Et pourtant / on passe notre temps
A se mettre des coups de cutter dans les paumes
A trop mentir / à force de dire :
« Par pitié, range la guimauve
Ecarte les jambes, je t’en supplie, me parles pas…
Laisse-moi seulement kiffer mon va-et-vient de taulard
Et m’endormir direct moins de trois minutes plus tard »

[Nuits Fauves]

C’est quelque chose qui vous étonne, cet intérêt des filles pour les choses plus crues ?
On ne peut pas dire “c’était comme-ci avant”, mais une chose est sûre : les meufs d’aujourd’hui sont très directes, très vite en mode “baise-moi”. Pas forcément dès le premier contact, mais elles vont switcher beaucoup rapidement qu’on ne le pense.

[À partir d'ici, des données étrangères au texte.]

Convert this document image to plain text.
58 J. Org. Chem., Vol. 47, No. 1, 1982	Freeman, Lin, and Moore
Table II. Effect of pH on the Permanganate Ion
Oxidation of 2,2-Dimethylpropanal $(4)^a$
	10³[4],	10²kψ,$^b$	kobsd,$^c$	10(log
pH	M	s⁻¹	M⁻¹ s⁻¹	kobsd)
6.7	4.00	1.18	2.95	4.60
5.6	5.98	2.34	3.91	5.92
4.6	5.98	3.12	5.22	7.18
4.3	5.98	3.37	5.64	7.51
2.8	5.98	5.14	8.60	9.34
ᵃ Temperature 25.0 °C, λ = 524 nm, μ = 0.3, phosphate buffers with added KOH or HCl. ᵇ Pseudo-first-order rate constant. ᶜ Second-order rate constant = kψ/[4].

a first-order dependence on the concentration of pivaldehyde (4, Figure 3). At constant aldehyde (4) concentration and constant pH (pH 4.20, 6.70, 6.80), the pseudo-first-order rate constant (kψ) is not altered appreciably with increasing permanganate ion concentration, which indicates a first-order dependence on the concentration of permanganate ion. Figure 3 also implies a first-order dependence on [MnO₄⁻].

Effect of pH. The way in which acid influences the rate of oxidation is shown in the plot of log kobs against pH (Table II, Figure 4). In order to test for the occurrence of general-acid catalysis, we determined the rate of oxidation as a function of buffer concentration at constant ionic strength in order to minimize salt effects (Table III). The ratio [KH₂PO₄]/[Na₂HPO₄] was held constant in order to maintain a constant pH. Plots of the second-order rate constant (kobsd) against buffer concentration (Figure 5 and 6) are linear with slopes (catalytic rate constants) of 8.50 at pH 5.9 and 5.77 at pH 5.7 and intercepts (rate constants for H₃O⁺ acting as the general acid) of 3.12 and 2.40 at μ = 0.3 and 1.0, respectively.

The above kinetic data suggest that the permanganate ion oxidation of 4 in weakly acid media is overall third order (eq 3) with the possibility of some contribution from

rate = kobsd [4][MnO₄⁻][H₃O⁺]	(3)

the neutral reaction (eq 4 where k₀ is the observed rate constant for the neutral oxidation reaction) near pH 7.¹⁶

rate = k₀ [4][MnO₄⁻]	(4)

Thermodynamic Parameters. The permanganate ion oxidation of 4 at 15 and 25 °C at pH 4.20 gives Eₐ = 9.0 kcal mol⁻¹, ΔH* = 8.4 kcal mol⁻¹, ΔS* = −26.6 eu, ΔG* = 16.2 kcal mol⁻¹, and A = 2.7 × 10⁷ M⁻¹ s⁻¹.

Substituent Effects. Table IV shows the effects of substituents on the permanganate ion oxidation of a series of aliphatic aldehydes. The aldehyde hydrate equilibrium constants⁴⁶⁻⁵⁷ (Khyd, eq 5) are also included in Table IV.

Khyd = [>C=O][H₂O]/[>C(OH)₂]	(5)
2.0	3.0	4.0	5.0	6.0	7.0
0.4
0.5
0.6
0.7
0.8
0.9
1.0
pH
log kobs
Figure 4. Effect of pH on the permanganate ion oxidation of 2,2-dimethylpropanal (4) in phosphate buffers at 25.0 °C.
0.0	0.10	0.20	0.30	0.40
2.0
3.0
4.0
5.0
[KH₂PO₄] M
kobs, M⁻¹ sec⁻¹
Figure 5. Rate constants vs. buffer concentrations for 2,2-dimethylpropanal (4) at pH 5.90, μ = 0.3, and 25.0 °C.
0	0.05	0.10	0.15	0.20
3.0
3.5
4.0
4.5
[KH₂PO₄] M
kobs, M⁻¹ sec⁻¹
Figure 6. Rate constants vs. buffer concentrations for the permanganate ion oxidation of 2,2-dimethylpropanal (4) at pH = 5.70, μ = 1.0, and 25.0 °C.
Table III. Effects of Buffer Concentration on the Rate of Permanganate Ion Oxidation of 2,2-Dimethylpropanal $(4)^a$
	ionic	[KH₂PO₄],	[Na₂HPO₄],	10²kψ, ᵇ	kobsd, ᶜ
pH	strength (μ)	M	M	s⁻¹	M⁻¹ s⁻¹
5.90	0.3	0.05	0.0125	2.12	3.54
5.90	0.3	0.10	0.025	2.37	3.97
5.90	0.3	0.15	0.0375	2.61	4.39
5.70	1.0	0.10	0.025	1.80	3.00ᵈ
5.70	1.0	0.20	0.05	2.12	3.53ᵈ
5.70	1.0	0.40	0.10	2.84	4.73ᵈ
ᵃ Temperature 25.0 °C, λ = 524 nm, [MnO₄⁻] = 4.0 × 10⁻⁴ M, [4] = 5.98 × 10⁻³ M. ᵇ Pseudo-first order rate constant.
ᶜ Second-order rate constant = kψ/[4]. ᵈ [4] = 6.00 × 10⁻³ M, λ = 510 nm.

C’est quelque chose qui est parfois chanmé, parfois déstabilisant.

A part ça on parle surtout des filles qu’on a vu sur le net
Et puis de celles qu’on aimerait attraper en soirée
Car ce soir, comme tous les soirs, on va essayer de niquer
Mais surtout pas de faire l’amour
Parce que l’amour, c’est pour les pédés

[Sainte Anne]

Je ne sais pas si c’est moi qui suis obsédé, mais je trouve que vos textes très sexualisés. C’est quelque chose d’important dans votre musique ?
La place de la sexualité dans le projet FAUVE ? Honnêtement, on la trouve relativement limitée. On défend surtout certains idéaux : la recherche de la dignité, le droit à la faiblesse, de pouvoir dire “je t’aime” à un pote… Parce qu’on est tous un peu trop durs avec nous-mêmes.

D’ailleurs, si on regarde ton corps
Quand tu te mets à poil
Faut bien avouer que tout nu
T’es pas vraiment l’homme idéal

[Kané]

La sexualité n’est donc qu’un sujet parmi d’autres choses telles que le taff, les voyages, la famille. Mais c’est vrai que ça transparaît, parce qu’on est des mecs de moins de trente ans… et que ça ressort inévitablement dans nos vies. Plus largement que la seule “sexualité”, c’est surtout le rapport au corps qu’on essaye d’explorer.

Vous parlez de porno dans certains textes… Vous en donnez une vision un peu caricaturale, non ?

C’est un peu à cause de tout ça si tous les soirs / c’est la même histoire
Métro / apéro / lexo / clopes et pornos à l’ancienne
Sur lesquels tu t’entraînes rageusement
Même si ça fait longtemps que ça t’amuse plus vraiment

[Sainte Anne]

C’est typiquement ce côté naïf, limite enfantin. Vouloir tomber amoureux-fou plutôt que de passer la nuit à mater les seins refaits d’une blonde sur Internet.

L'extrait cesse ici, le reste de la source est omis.